Terrible, right? More than the mugging from “Bob Gargano,” the biggest problem is that this could be any generic sports documentary. Nothing makes it distinctly “30 For 30” other than the graphic at the beginning of the video. This should actually be used as a case study for why matching a particular style matters. How many movies have been ruined (maybe not “ruined”, but…) by fake looking newscasts where the cadence of the anchors is unlike anything you’ve seen on TV? For that matter, how often are those newscasts shot in the same, flat HD stock as the rest of the movie?

Is that nitpicking? Maybe it is, but this stuff should matter, especially if the point (maybe the only point) is to make your thing look like their thing. Make no mistake, this is the same issue as having a dead-eyed Tom Hanks-surrogate as the star of your movie. The uncanny valley applies to film grammar, cinematography, acting, lighting, etc. You name it. If you’ve ever hated something in a movie and couldn’t quite put your finger on why, it’s probably because someone wasn’t paying attention to the details.

Aside from that, recapping bad jokes from Space Jam?
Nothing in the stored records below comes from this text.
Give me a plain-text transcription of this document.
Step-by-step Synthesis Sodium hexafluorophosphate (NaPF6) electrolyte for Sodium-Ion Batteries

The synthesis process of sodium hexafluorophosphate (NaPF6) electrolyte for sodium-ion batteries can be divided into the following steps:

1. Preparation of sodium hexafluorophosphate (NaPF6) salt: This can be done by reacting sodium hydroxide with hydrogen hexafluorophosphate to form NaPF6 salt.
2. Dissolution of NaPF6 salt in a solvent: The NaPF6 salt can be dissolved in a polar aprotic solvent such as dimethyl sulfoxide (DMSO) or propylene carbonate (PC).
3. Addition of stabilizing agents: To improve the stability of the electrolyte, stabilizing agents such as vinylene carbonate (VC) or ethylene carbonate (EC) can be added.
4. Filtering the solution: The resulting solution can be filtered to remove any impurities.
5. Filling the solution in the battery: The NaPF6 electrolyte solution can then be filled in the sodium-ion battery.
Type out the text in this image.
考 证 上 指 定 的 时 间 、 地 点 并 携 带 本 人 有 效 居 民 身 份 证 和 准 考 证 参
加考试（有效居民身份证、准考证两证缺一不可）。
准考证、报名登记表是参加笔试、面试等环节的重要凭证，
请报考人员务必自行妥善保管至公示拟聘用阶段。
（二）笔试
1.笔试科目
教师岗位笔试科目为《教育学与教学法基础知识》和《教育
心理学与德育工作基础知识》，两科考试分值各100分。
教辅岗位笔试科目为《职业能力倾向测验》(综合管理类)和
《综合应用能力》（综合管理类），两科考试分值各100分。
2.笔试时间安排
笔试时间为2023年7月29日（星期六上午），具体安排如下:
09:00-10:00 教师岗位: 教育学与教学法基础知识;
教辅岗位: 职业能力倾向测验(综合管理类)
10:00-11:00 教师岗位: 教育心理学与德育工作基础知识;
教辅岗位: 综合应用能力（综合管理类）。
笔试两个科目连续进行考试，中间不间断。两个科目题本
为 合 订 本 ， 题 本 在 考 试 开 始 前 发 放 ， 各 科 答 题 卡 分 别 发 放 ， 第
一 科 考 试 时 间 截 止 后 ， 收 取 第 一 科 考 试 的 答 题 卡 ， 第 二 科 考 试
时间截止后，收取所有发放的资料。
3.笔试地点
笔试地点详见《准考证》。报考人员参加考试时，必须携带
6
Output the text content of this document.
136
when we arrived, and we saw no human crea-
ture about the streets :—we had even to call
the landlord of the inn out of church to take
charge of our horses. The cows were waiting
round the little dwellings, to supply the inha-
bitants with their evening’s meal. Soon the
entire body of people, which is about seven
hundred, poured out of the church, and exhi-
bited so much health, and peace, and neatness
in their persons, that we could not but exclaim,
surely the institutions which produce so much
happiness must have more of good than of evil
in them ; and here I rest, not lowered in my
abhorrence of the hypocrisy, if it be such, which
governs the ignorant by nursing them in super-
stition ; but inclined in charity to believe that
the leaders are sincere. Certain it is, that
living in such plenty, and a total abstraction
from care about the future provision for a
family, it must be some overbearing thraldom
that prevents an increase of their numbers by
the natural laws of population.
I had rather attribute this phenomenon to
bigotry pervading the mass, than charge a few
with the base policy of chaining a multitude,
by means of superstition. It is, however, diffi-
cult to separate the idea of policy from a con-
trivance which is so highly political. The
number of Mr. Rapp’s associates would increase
That’s all you’ve got?

To see how this sort of thing is done well, here are The Birthday Boys nailing everything about documentary trailers for stuff like Dog Town and Z-Boys. And it’s funny.


*June 17, 1994 doesn’t include traditional talking head interviews at all and relies almost entirely on original news footage, artfully arranged to raise tension while linking disparate stories that all occurred on the same day. It’s like an interesting Koyaanisqatsi and you should watch it now.